Guernsey Press

Falling number proves short game has lost way

EXCUSE me for sounding like Fred Trueman.

Published

EXCUSE me for sounding like Fred Trueman. But as a young lad I can recall fighting to get into the Vale Douzaine Room for an annual meeting of the Guernsey Cricket Association.

If memory serves me right it was during the presidential days of Bill Robilliard when league clubs cared passionately about what moves were afoot to make their summer evenings better or worse, depending on which side of the fence you sat.

These days most of the membership do not seem to care about what the GCA decides is good for them, highlighted by the fact that at last Monday's EGM at the Cobo Bay Hotel just 13 clubs were present for the crucial league structure vote.

Thankfully, those that were present, made some very sound decisions.

The return to the traditional league ladder was right, as was the rejection of the GCA committee's proposal to refuse lower division teams the long-held right to have rained-off games re-arranged, while still allowing teams in Division One to have a second, third, fourth bite of the cherry.

Whatever the reasoning behind the committee's decision, it cannot be right to treat players of a lesserstandard differently.

They all pay their money and deserve equal treatment.

As it is, lower-league players already have to endure inferior playing conditions.

The GCA argues that they were simply attempting to make its own life easier, as there is nobody willing to re-arrange fixtures.

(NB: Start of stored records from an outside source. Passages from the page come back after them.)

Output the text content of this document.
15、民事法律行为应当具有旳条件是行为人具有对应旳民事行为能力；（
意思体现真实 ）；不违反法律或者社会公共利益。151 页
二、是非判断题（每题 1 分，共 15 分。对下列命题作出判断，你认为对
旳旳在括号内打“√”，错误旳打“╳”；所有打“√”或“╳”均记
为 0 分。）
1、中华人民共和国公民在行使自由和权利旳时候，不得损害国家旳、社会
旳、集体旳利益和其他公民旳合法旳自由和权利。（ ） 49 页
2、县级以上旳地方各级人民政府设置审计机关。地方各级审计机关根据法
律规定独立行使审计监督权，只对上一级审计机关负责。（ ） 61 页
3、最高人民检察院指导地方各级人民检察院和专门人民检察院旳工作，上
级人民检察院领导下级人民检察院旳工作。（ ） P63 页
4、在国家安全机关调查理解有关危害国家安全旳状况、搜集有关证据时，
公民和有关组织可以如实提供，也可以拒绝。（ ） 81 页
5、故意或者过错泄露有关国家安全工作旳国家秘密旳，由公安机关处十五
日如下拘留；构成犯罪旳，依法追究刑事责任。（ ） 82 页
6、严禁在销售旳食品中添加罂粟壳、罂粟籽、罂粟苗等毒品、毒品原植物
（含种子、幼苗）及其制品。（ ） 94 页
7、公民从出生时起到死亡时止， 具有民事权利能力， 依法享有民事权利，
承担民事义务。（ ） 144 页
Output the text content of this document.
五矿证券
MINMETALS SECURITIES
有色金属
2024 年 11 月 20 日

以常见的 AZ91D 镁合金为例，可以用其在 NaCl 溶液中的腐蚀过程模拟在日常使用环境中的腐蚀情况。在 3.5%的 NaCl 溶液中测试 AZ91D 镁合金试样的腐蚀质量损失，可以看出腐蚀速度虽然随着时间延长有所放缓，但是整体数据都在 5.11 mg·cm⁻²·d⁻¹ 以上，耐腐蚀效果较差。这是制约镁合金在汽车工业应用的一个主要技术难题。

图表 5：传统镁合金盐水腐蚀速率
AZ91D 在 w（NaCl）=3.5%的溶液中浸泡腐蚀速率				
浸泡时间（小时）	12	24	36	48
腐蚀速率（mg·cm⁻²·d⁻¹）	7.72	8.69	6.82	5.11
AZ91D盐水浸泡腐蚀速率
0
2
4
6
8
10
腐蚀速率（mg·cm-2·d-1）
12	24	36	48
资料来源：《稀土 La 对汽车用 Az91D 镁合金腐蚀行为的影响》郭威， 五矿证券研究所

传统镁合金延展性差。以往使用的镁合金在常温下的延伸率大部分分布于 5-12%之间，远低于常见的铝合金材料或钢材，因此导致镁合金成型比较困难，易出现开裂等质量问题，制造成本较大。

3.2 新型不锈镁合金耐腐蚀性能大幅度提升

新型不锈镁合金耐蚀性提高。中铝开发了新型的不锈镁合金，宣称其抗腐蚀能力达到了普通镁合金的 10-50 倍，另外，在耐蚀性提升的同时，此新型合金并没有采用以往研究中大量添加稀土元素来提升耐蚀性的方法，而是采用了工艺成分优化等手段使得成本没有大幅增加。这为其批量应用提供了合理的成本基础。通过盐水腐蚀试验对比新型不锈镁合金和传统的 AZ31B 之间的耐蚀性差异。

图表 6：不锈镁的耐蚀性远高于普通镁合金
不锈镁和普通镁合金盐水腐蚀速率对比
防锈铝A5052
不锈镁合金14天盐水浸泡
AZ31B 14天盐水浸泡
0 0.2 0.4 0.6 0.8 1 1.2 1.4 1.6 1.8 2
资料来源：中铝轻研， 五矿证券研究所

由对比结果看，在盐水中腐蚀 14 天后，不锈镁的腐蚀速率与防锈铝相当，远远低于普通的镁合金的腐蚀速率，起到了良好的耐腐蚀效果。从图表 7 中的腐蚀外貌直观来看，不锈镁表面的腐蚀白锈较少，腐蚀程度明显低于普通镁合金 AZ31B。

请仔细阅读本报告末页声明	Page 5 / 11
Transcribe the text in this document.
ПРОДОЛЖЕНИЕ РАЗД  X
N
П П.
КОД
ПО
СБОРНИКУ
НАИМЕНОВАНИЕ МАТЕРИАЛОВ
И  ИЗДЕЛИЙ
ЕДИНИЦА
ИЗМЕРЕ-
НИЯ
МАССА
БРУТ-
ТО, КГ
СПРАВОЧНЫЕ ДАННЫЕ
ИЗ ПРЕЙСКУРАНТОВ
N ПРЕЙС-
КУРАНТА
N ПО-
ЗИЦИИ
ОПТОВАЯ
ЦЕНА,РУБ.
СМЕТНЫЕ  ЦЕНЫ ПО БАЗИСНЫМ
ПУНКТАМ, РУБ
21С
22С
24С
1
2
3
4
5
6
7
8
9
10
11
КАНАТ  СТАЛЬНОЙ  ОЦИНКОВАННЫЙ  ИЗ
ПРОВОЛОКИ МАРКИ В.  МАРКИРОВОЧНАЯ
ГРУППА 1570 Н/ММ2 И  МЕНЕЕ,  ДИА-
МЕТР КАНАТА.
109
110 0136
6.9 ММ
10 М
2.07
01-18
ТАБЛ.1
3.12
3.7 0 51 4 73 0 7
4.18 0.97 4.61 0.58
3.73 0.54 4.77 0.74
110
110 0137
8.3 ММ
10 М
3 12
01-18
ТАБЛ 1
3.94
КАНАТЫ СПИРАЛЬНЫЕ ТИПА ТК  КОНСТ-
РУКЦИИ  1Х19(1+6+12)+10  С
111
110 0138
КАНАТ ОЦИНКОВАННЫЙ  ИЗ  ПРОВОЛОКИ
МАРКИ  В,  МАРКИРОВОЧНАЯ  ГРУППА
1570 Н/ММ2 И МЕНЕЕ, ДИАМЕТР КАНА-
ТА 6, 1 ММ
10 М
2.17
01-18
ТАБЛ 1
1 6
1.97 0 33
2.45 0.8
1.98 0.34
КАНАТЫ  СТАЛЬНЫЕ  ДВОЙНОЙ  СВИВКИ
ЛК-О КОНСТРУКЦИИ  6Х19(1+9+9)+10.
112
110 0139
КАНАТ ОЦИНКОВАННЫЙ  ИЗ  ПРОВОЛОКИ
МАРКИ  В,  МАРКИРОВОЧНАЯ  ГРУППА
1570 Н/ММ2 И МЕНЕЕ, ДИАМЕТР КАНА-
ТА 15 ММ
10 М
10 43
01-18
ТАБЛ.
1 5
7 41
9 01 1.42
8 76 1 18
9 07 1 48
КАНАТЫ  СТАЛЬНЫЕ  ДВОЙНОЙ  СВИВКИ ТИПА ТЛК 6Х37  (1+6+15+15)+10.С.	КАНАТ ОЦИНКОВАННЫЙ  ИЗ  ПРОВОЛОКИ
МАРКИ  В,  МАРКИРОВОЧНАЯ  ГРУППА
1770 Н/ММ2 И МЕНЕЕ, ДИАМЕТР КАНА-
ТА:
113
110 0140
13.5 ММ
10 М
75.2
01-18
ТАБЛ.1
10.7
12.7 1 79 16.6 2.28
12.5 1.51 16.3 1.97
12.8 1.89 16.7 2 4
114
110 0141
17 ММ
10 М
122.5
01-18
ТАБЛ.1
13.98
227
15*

But how hard has the association tried to find one and is it not a little early to be putting up the white flag?

It already costs teams dear to play cricket and it is not uncommon for some to be particularly unlucky with regard to rain-affected games.

The GCA ran the big risk and subsequent controversy of seeing championships decided by the loss of games to rain. The plan was totally unfair.

History shows the island to have the capacity to play more cricket than it does and one has to conclude that while weekend standards have risen markedly, the evening game has seriously lost its way and needs careful attention.

In 1995, the GCA boasted 57 teams spread over six divisions of either nine or 10 per league.

In 2004, the total was down to 49 and of the seven conference-style leagues, three comprised six teams and a fourth seven.

Something has gone wrong somewhere.

The season is shorter, too.

This summer the programme opened, as has been the norm, in the last full week of April.

Its last full week of league fixtures began on 2 August, whereas as recently back as 1998 the league season started on 26 April, two weeks after a fortnight of popular Guernsey Press KO tournament, and ended the week beginning 16 August.

Four weeks have been lopped off the season in six years.

For 2005, I sincerely hope the new GCA committee will look to create as many nine-team leagues as possible, because a 16-game programme is surely the appropriate number.

Behind the scenes, the GCA itself plays increasingly second-fiddle to the main umbrella body, 'Cricket Guernsey' headed by Dave Piesing.

This week Cricket Guernsey announced Jack Birkenshaw as its first head coach, an eminently sensible to provide a common approach to coaching of players young or old.

Under Birkenshaw all coaches should work to the same plan because there is no point in one visiting coach telling the likes of Tim Ravenscroft - an outstanding prospect - how to play one shot and another coaching celeb instructing him differently a few weeks later.

Although a little long in the tooth - he's 64 today - Birkenshaw is a man to be admired for not only what he has achieved, but by the fact that he still has a genuine zest for the game.